NALT contains about same amount of T cells and B cells. The T-cell population contains about 3-4 times more CD4^{+} T cells than CD8^{+} T cells. Most of T cells are with αβ T cell receptor (TCR) and only few are with γδ TCR. CD4^{+} T cells are in naive state, marked by high expression of CD45RB. B cells are mostly in unswitched state, with sIgM^{+} IgD^{+} phenotype.

== Development ==
Formation of NALT starts early after birth, it is not present during embrygenesis or in newborn mice. First signs of NALT (HEV with associated lymphocytes) occurs one week after birth, but full formation is established after 5–8 weeks. In contrast to Peyer's patches and lymph nodes, NALT formation is independent of IL-7R, LT-βR and ROR-γ signalling. It requires Id2 gene, which induce genesis of CD3^{−}CD4^{+}CD45^{+} cells. These cells accumulates on the site of NALT after birth and induce NALT formation.

== Function ==
NALT in mice has strategic position for incoming pathogens and it is the first site of recognition and elimination of inhaled pathogens. It has a key role in inducing mucosal and systemic immune response. NALT is inductive site of MALT similarly to Peyer's patches in a small intestine.

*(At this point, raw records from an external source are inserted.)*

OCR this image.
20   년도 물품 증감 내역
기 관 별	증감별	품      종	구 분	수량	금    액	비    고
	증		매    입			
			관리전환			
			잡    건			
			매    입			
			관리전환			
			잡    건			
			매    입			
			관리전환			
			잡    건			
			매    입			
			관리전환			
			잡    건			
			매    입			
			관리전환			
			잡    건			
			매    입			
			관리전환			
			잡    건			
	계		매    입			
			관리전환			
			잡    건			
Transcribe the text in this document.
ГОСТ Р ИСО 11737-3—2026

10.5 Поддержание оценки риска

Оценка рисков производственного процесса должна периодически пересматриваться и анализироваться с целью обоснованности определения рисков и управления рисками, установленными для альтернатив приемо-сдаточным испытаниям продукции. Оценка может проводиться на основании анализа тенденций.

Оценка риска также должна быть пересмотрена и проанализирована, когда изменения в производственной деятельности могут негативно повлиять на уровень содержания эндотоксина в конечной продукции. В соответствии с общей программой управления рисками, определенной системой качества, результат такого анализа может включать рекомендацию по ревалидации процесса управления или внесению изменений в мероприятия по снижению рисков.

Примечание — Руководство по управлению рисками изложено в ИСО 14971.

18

After intranasal immunization or pathogen recognition, lymphocytes in NALT proliferate and differentiate. They start to produce cytokines, such as IFN-γ, type I interferons, IL-2, IL-4, IL-5, IL-6 or IL-10 (amount depend on used immunizating agent or adjuvans). B cells go through isotype switching and produce antigen-specific IgM, IgG and mainly IgA. Activated B cells can migrate through body to respiratory and genito-uritary tract, because they express chemokine receptors CCR10 and α_{4}β_{1}-integrin. Memory T and B cells are established and last for long time after immunization.

== Vaccination ==
Intranasal (i.n.) immunization or vaccination is an effective way to stimulate respiratory immune system. This way of immunization can provoke both the cell-mediated and humoral immune responses and is capable of stimulating both the mucosal and systemic immune systems. A dose of i.n. administered antigen can be much smaller than of oral administered antigen, because antigens are not exposed to digestive enzymes. Thus, it would be a suitable way of vaccination against airborne viruses and bacteria. In 1997, nasal-spray vaccine containing inactivated influenza virus with nLT (heat-labile enterotoxin) as adjuvants was used in Switzerland, but it had to be withdrawn from the market, because it caused Bell's palsy in some patients. Thus, scientists are looking for more suitable and safe adjuvants, for expamle, Masafumi Yamamoto et al. in 1998 on mice model proved safe and efficient i.n. vaccination against Streptococcus pneumoniae and in 2002 also against influenza virus.